Title: Jai Jai Garvi Gujarat (Glory to Gujarat)
Dancers: Kavitha Aravindhan, Swetha Balaji, Namrata Garg, Anisha Gogineni, Advaith Iyer, Sonali Iyer, Sagaree Jain, Shruti Malige, Kavya Munnangi, Jyotsna Natarajan, Ritu Parwal, Shubha Raghavendra, Nikkitha Ramchander, Pallavi Rao, Keerthana Sankar, Sanjana Surkund, Samantha Uppalapati

The song Jai Jai Garvi Gujarat – Glory to Gujarat opens a performance of the same name: a suite of joyful mandala dances from the western state of Gujarat. The opening piece invokes the Divine Mother:

You are our protector and savior and we can sing and dance in your praise all night.

The next dance, Garba, is popular during the nine-day Navratri celebration (and also in American universities). A lamp in an earthen pot symbolizes life growing inside a woman. Dancers bend and clap, praying to the Divine Mother, Amba Mata.

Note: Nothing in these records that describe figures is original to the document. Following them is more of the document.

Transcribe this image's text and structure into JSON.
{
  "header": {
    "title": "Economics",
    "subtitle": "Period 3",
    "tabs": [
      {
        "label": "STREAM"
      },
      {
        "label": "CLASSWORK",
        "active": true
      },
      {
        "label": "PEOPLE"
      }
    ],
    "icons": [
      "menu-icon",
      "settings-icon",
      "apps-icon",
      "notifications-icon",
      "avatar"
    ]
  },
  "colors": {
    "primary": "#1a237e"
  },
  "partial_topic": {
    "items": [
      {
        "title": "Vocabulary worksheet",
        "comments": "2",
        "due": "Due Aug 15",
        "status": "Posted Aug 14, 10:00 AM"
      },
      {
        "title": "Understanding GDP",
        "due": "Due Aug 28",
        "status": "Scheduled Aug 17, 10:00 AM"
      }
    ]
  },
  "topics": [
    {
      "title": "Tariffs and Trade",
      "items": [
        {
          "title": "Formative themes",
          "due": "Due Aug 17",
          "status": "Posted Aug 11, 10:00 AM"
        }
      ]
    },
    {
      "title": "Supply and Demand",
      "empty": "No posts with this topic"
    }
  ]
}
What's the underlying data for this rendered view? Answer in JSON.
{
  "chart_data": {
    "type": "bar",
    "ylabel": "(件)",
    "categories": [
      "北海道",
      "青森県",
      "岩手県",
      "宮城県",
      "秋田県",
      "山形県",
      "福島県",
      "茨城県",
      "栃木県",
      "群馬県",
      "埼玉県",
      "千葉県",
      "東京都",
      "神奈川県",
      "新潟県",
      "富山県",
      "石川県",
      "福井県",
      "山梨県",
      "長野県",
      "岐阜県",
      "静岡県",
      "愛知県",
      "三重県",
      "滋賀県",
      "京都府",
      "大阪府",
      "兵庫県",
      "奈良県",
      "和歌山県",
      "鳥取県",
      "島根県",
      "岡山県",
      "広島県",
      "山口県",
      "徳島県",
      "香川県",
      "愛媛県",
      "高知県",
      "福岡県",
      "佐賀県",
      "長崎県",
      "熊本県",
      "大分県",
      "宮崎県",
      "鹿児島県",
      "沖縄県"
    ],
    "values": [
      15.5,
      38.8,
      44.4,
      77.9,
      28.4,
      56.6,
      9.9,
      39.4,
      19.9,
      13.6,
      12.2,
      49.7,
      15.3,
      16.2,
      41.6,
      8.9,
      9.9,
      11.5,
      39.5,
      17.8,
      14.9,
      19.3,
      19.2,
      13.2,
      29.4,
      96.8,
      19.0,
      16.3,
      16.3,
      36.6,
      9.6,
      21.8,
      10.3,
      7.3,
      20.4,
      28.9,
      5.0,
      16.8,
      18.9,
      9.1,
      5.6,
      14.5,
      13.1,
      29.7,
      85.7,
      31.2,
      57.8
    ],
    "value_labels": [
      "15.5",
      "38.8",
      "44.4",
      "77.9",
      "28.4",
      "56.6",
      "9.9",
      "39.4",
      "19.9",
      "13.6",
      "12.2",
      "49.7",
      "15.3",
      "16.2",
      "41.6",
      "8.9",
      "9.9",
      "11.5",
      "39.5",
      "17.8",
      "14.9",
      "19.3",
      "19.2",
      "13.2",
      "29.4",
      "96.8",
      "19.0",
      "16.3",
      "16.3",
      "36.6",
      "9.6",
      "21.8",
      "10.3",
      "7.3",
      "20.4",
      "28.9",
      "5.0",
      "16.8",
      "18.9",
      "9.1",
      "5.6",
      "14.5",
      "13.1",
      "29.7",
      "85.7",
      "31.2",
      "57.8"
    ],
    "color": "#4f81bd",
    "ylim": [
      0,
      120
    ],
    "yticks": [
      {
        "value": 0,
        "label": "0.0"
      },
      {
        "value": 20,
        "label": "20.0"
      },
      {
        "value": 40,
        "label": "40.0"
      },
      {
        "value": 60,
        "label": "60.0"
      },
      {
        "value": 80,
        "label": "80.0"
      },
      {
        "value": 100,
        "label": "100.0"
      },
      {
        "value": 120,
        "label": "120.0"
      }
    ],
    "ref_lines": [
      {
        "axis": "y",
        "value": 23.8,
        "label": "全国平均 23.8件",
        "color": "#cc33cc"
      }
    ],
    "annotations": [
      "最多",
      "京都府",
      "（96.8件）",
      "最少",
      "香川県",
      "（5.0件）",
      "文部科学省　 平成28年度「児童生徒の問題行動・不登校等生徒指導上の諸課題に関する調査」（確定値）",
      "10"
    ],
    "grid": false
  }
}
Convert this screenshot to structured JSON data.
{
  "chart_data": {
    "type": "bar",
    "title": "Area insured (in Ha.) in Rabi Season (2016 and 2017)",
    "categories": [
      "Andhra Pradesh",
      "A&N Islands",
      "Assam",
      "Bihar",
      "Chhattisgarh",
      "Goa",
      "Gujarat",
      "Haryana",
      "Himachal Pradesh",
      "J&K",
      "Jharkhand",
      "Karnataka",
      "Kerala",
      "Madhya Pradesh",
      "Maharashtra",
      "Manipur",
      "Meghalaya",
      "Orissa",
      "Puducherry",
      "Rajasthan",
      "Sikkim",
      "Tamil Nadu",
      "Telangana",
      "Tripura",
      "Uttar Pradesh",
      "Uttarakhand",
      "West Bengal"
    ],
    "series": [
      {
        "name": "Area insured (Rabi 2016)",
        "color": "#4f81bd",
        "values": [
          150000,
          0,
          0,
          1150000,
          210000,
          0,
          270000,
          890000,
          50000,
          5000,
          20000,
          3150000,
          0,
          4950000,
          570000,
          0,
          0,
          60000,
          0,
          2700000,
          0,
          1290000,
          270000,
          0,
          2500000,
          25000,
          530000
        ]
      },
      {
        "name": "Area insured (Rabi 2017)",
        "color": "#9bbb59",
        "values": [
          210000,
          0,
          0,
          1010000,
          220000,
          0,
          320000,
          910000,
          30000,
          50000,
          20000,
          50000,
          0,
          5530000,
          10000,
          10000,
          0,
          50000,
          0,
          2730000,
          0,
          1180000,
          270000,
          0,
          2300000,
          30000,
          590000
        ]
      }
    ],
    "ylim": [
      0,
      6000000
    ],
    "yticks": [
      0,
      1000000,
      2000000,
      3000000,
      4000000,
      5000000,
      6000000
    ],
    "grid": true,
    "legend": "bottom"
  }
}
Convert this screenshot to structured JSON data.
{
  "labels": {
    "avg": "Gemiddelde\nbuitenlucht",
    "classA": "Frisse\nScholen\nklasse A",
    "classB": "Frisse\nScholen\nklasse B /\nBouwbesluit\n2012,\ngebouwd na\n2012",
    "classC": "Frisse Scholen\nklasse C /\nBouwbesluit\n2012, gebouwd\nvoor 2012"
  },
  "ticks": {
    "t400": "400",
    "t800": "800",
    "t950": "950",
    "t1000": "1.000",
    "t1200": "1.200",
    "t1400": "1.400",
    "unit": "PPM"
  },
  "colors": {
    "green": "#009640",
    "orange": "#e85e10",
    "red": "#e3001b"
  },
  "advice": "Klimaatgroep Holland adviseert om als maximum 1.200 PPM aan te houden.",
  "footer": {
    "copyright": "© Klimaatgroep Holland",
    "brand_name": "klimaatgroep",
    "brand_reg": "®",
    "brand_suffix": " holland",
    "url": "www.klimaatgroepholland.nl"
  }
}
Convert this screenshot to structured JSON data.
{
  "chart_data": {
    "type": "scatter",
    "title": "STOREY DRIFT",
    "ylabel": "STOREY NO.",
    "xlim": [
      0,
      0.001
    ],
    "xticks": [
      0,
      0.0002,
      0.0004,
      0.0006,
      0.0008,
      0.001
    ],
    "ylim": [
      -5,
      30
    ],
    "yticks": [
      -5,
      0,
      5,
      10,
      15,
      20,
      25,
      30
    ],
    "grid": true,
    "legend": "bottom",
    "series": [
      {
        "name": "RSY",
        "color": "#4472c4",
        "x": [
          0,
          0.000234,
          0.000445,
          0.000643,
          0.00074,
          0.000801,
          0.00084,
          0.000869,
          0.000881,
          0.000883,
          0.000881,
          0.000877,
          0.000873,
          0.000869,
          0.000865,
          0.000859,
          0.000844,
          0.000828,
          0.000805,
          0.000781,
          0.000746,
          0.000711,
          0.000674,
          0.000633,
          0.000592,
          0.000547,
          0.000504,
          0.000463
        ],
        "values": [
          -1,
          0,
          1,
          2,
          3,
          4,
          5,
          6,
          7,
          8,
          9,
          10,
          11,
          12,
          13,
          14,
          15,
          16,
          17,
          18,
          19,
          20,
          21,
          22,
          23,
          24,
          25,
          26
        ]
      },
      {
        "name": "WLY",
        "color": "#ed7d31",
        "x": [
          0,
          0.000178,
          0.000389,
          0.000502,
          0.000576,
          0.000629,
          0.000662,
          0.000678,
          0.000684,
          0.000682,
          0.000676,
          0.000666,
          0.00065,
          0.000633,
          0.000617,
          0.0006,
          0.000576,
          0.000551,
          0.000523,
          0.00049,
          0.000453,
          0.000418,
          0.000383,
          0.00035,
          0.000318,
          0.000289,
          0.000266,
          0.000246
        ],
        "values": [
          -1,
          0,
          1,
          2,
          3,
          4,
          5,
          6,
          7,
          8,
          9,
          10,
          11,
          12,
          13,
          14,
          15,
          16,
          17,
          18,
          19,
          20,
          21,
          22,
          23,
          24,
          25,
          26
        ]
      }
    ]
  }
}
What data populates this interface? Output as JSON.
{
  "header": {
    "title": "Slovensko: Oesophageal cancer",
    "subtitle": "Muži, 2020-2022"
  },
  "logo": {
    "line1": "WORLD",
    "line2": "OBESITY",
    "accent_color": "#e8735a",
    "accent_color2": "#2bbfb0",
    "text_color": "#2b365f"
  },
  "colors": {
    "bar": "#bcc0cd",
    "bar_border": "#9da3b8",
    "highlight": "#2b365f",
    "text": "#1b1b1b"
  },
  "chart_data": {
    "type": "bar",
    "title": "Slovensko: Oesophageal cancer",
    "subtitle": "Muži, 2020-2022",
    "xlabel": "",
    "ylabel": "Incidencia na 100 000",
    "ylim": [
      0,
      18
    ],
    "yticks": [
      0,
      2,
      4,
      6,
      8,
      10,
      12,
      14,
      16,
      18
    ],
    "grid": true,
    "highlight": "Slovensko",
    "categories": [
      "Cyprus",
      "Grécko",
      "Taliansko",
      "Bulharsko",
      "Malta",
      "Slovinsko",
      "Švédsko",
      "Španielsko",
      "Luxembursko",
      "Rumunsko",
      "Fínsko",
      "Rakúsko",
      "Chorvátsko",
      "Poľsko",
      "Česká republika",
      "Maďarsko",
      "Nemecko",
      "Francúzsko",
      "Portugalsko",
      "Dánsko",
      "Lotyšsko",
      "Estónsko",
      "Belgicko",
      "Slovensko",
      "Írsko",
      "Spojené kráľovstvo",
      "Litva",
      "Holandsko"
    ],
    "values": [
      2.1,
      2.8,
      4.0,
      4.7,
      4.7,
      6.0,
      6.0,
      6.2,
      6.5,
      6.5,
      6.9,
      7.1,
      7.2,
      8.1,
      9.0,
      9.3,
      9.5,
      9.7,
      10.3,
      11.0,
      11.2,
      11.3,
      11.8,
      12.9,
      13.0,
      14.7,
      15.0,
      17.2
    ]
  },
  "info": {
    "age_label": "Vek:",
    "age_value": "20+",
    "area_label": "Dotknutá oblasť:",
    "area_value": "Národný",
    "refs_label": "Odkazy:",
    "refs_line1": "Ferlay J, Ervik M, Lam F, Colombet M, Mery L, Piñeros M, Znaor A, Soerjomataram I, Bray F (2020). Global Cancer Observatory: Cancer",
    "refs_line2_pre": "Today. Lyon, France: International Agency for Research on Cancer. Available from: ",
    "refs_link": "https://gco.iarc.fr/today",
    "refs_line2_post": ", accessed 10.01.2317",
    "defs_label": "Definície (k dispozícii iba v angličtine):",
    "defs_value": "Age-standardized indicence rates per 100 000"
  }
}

Tippani is an every-day dance from laborers in the Chorwad region of Saurashtra. The women—whose job it is to pound gravel into the floor—sing at a high pitch, hoping to be heard over the pounding of their mallets.


Manjira are the little brass bells played in this dance by the Padhaar in Bhalnalkantha. Padhaars skillfully jingle their manjira while expressing devotion in full body movements. This dance praises Lord Rama Pir, and it's unusual in that it's performed by both Muslim and Hindu devotees.


Dandiya Raas is derived from the ancient Ras Leela, the famous dance in which Lord Krishna danced with the Gopis (cowherd girls) and made each girl feel he danced with her alone. The short sticks represent swords, to cut away evil.

Costumes in this part of India are vibrant, in contrast to the surrounding desert: they are embroidered with beads and mirrors and with ancient motifs of flora, fauna, and myth. Full skirts and dhotis provide protection from the sun, and the silver jewelry is a specialty from Kutch. The music is traditional Gujarat.